Миша мягко ступил раз, другой, и оказался вне кольца. Он начал кружить, обволакивая Тритонов словами, застывавшими в прочный и легкий кокон.
— Мы не рвем традицию. Мы поступаем, как поступали они, потому что в этом мире у человека две задачи. Он должен по возможности избежать неприятностей. И должен сказать свое слово. Положите руки на плечи соседей. Но где взять свои слова, если слушаться чужих? Задача завтрашней процедуры — избавить вас от этих надоедливых, воспитывающих голосов. Закройте глаза. Взять нужное и отправиться дальше своим путем. Начинайте медленно раскачиваться вправо и влево.
Он мельком взглянул на Кентавров и Дьяволов.
Три костра совсем притихли. Они горели ровно и вдумчиво; цепи из скаутов слабо раскачивались в противофазе друг к другу.
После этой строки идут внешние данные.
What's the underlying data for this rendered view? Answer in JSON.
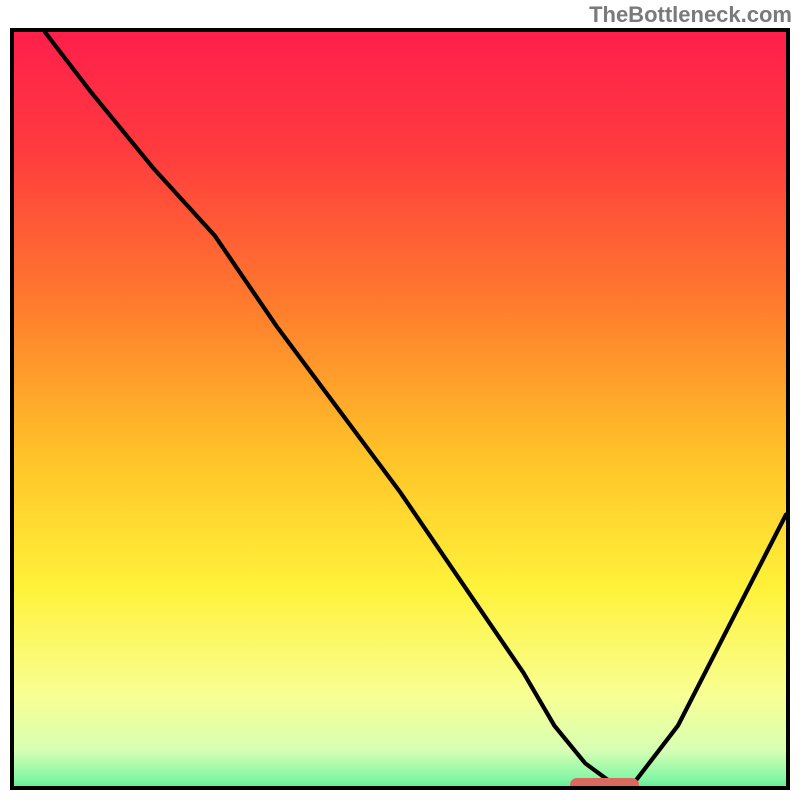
{
  "watermark": "TheBottleneck.com",
  "colors": {
    "border": "#000000",
    "curve": "#000000",
    "marker": "#d96a5f",
    "gradient_stops": [
      {
        "offset": 0.0,
        "color": "#ff1f4b"
      },
      {
        "offset": 0.15,
        "color": "#ff3a3f"
      },
      {
        "offset": 0.35,
        "color": "#ff7a2d"
      },
      {
        "offset": 0.55,
        "color": "#ffc328"
      },
      {
        "offset": 0.72,
        "color": "#fff23a"
      },
      {
        "offset": 0.86,
        "color": "#f8ff94"
      },
      {
        "offset": 0.93,
        "color": "#d8ffb4"
      },
      {
        "offset": 0.965,
        "color": "#89f7a6"
      },
      {
        "offset": 1.0,
        "color": "#26e07a"
      }
    ]
  },
  "chart_data": {
    "type": "line",
    "title": "",
    "xlabel": "",
    "ylabel": "",
    "xlim": [
      0,
      100
    ],
    "ylim": [
      0,
      100
    ],
    "grid": false,
    "series": [
      {
        "name": "curve",
        "x": [
          4,
          10,
          18,
          26,
          34,
          42,
          50,
          58,
          66,
          70,
          74,
          78,
          80,
          86,
          92,
          100
        ],
        "y": [
          100,
          92,
          82,
          73,
          61,
          50,
          39,
          27,
          15,
          8,
          3,
          0,
          0,
          8,
          20,
          36
        ]
      }
    ],
    "marker": {
      "x_start": 72,
      "x_end": 81,
      "y": 0
    }
  }
}
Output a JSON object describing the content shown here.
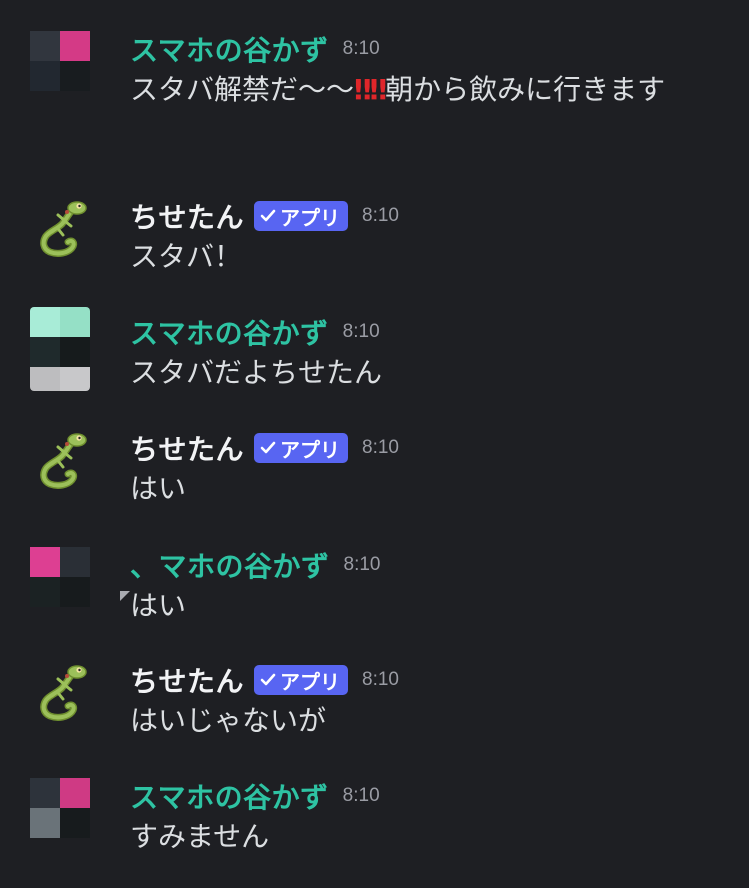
{
  "messages": [
    {
      "author": "スマホの谷かず",
      "time": "8:10",
      "text_before": "スタバ解禁だ〜〜",
      "emphasis": "‼‼",
      "text_after": "朝から飲みに行きます"
    },
    {
      "author": "ちせたん",
      "badge": "アプリ",
      "time": "8:10",
      "text": "スタバ！"
    },
    {
      "author": "スマホの谷かず",
      "time": "8:10",
      "text": "スタバだよちせたん"
    },
    {
      "author": "ちせたん",
      "badge": "アプリ",
      "time": "8:10",
      "text": "はい"
    },
    {
      "author": "、マホの谷かず",
      "time": "8:10",
      "text": "はい"
    },
    {
      "author": "ちせたん",
      "badge": "アプリ",
      "time": "8:10",
      "text": "はいじゃないが"
    },
    {
      "author": "スマホの谷かず",
      "time": "8:10",
      "text": "すみません"
    }
  ],
  "colors": {
    "background": "#1e1f23",
    "user_name": "#2ec3a3",
    "bot_name": "#f2f3f5",
    "badge": "#5865f2",
    "timestamp": "#9a9ca4",
    "message_text": "#dbdee1",
    "emphasis": "#e0262a"
  },
  "icons": {
    "badge_check": "checkmark-icon",
    "bot_avatar": "gecko-avatar-icon"
  }
}
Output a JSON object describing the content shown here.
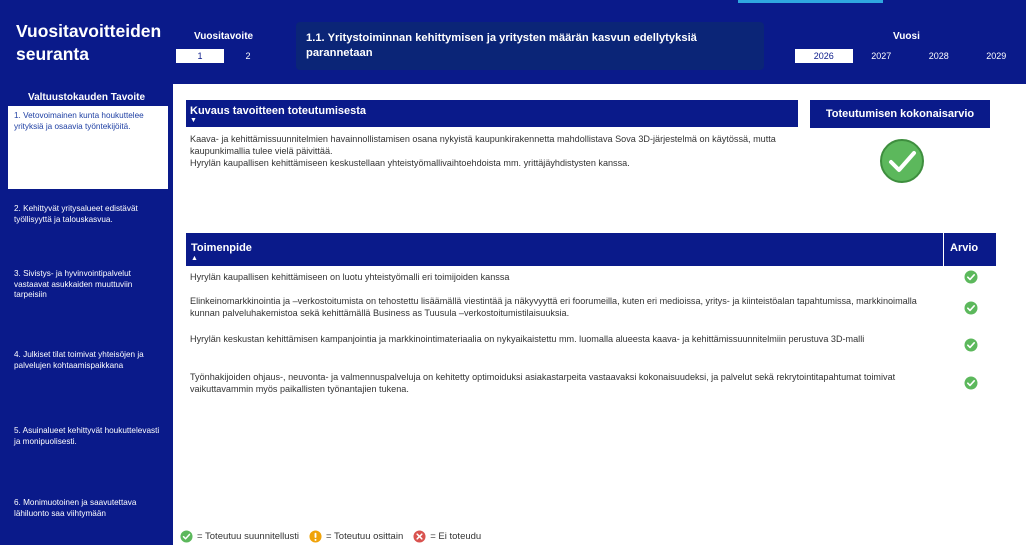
{
  "colors": {
    "navy": "#0A1A8A",
    "goal_box": "#0B2577",
    "accent": "#2FA7E0",
    "check_green": "#5CB85C",
    "partial_yellow": "#F0A30A",
    "fail_red": "#D9534F"
  },
  "header": {
    "app_title": "Vuositavoitteiden seuranta",
    "vuositavoite_label": "Vuositavoite",
    "vuositavoite_options": [
      "1",
      "2"
    ],
    "vuositavoite_selected": "1",
    "goal_title": "1.1. Yritystoiminnan kehittymisen ja yritysten määrän kasvun edellytyksiä parannetaan",
    "vuosi_label": "Vuosi",
    "years": [
      "2026",
      "2027",
      "2028",
      "2029"
    ],
    "year_selected": "2026"
  },
  "sidebar": {
    "title": "Valtuustokauden Tavoite",
    "items": [
      {
        "label": "1. Vetovoimainen kunta houkuttelee yrityksiä ja osaavia työntekijöitä.",
        "active": true
      },
      {
        "label": "2. Kehittyvät yritysalueet edistävät työllisyyttä ja talouskasvua.",
        "active": false
      },
      {
        "label": "3. Sivistys- ja hyvinvointipalvelut vastaavat asukkaiden muuttuviin tarpeisiin",
        "active": false
      },
      {
        "label": "4. Julkiset tilat toimivat yhteisöjen ja palvelujen kohtaamispaikkana",
        "active": false
      },
      {
        "label": "5. Asuinalueet kehittyvät houkuttelevasti ja monipuolisesti.",
        "active": false
      },
      {
        "label": "6. Monimuotoinen ja saavutettava lähiluonto saa viihtymään",
        "active": false
      }
    ]
  },
  "description": {
    "header": "Kuvaus tavoitteen toteutumisesta",
    "sort_arrow": "▼",
    "lines": [
      "Kaava- ja kehittämissuunnitelmien havainnollistamisen osana nykyistä kaupunkirakennetta mahdollistava Sova 3D-järjestelmä on käytössä, mutta kaupunkimallia tulee vielä päivittää.",
      "Hyrylän kaupallisen kehittämiseen keskustellaan yhteistyömallivaihtoehdoista mm. yrittäjäyhdistysten kanssa."
    ]
  },
  "overall": {
    "header": "Toteutumisen kokonaisarvio",
    "status_icon": "check-circle-icon"
  },
  "actions": {
    "col_action": "Toimenpide",
    "col_rating": "Arvio",
    "sort_arrow": "▲",
    "rows": [
      {
        "text": "Hyrylän kaupallisen kehittämiseen on luotu yhteistyömalli eri toimijoiden kanssa",
        "status": "check"
      },
      {
        "text": "Elinkeinomarkkinointia ja –verkostoitumista on tehostettu lisäämällä viestintää ja näkyvyyttä eri foorumeilla, kuten eri medioissa, yritys- ja kiinteistöalan tapahtumissa, markkinoimalla kunnan palveluhakemistoa sekä kehittämällä Business as Tuusula –verkostoitumistilaisuuksia.",
        "status": "check"
      },
      {
        "text": "Hyrylän keskustan kehittämisen kampanjointia ja markkinointimateriaalia on nykyaikaistettu mm. luomalla alueesta kaava- ja kehittämissuunnitelmiin perustuva 3D-malli",
        "status": "check"
      },
      {
        "text": "Työnhakijoiden ohjaus-, neuvonta- ja valmennuspalveluja on kehitetty optimoiduksi asiakastarpeita vastaavaksi kokonaisuudeksi, ja palvelut sekä rekrytointitapahtumat toimivat vaikuttavammin myös paikallisten työnantajien tukena.",
        "status": "check"
      }
    ]
  },
  "legend": {
    "items": [
      {
        "icon": "check-circle-icon",
        "text": "= Toteutuu suunnitellusti"
      },
      {
        "icon": "exclamation-circle-icon",
        "text": "= Toteutuu osittain"
      },
      {
        "icon": "x-circle-icon",
        "text": "= Ei toteudu"
      }
    ]
  }
}
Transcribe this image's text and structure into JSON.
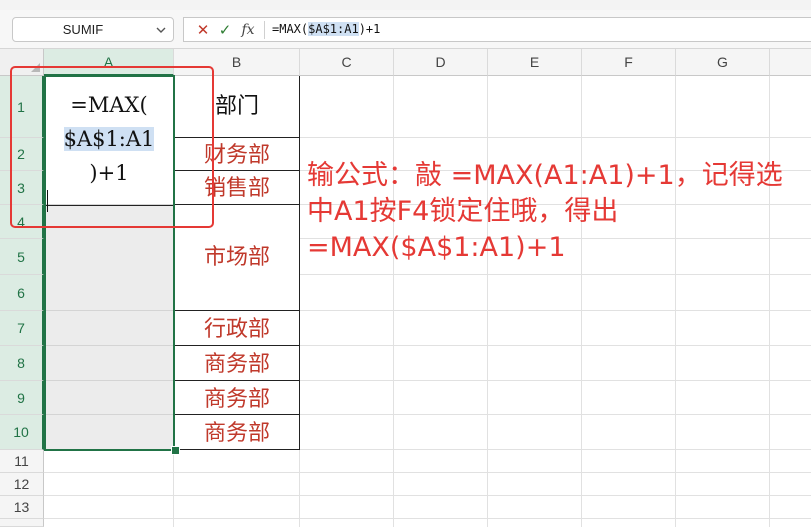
{
  "formula_bar": {
    "name_box": "SUMIF",
    "cancel_icon": "✕",
    "confirm_icon": "✓",
    "function_icon": "fx",
    "formula_prefix": "=MAX(",
    "formula_ref": "$A$1:A1",
    "formula_suffix": ")+1"
  },
  "columns": [
    "A",
    "B",
    "C",
    "D",
    "E",
    "F",
    "G"
  ],
  "rows": [
    "1",
    "2",
    "3",
    "4",
    "5",
    "6",
    "7",
    "8",
    "9",
    "10",
    "11",
    "12",
    "13"
  ],
  "cell_editor": {
    "line1": "=MAX(",
    "line2_ref": "$A$1:A1",
    "line3": ")+1"
  },
  "column_b": {
    "header": "部门",
    "departments": [
      "财务部",
      "销售部",
      "市场部",
      "行政部",
      "商务部",
      "商务部",
      "商务部"
    ]
  },
  "annotation": {
    "text": "输公式：敲 =MAX(A1:A1)+1，记得选中A1按F4锁定住哦，得出=MAX($A$1:A1)+1"
  },
  "colors": {
    "selection": "#217346",
    "annotation": "#e53935",
    "department_text": "#c0392b",
    "reference_highlight": "#cfe0f3"
  }
}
— Теперь в другую сторону, — приказал Миша, отмечая смену фаз у соседних костров. У него возникло желание погладить опущенные макушки, и, если бы не пилотки, он, наверно, так бы и сделал. Миша продолжил инструктаж. В его речи постоянно звучали ученые слова, но скауты, даже если не понимали их до конца, руководились интуицией, которая весьма обострилась в полугипнотическом состоянии. Методисты, разработавшие примерный текст, не ошиблись и рассчитали правильно: все доходило.
— Проверка, — монотонно объявил Миша. — Слушаем пароль: нам нечего делить, кроме неба. Отзыв?
— Мы в одной лодке! — прошелестел тихий хор.
— По слову вашему, — отозвался Миша. Он с удивлением понял, что в эту минуту государственный лозунг вызвал у него нечто, похожее на благоговение. Но разбираться с этим было некогда. — Вы будете пропитаны отцовской памятью. Коллективная мастурбация после отбоя отменяется. Не сметь! Не сметь! Вам дают чай без брома. Житейский архетип, лубочная картинка — отцы приезжают к сынам, привозят гостинцы — печатные пряники. Но запечатают самих дорогих гостей. Впитывайте, усваивайте, переваривайте их прошлое. Переборите! Продолжите! Видите, как были они беззащитны и беспомощны? Видите, чем они дорожат? Что такое их жалкие детские впечатления перед лицом сыновней силы? Этот старый мех мы наполним молодым вином. Естественная страсть, объединенная с презрением, превратит вас в настоящих мужчин. Не спать, Котомонов! Дремать, но не спать!
Жижморф укачивал мяч, и на его сонном лице проступило восхищение. Паук еле слышно выл, а Степин, не отрываясь, глядел на пламя. В пустоту его глаз перетекал отраженный жар.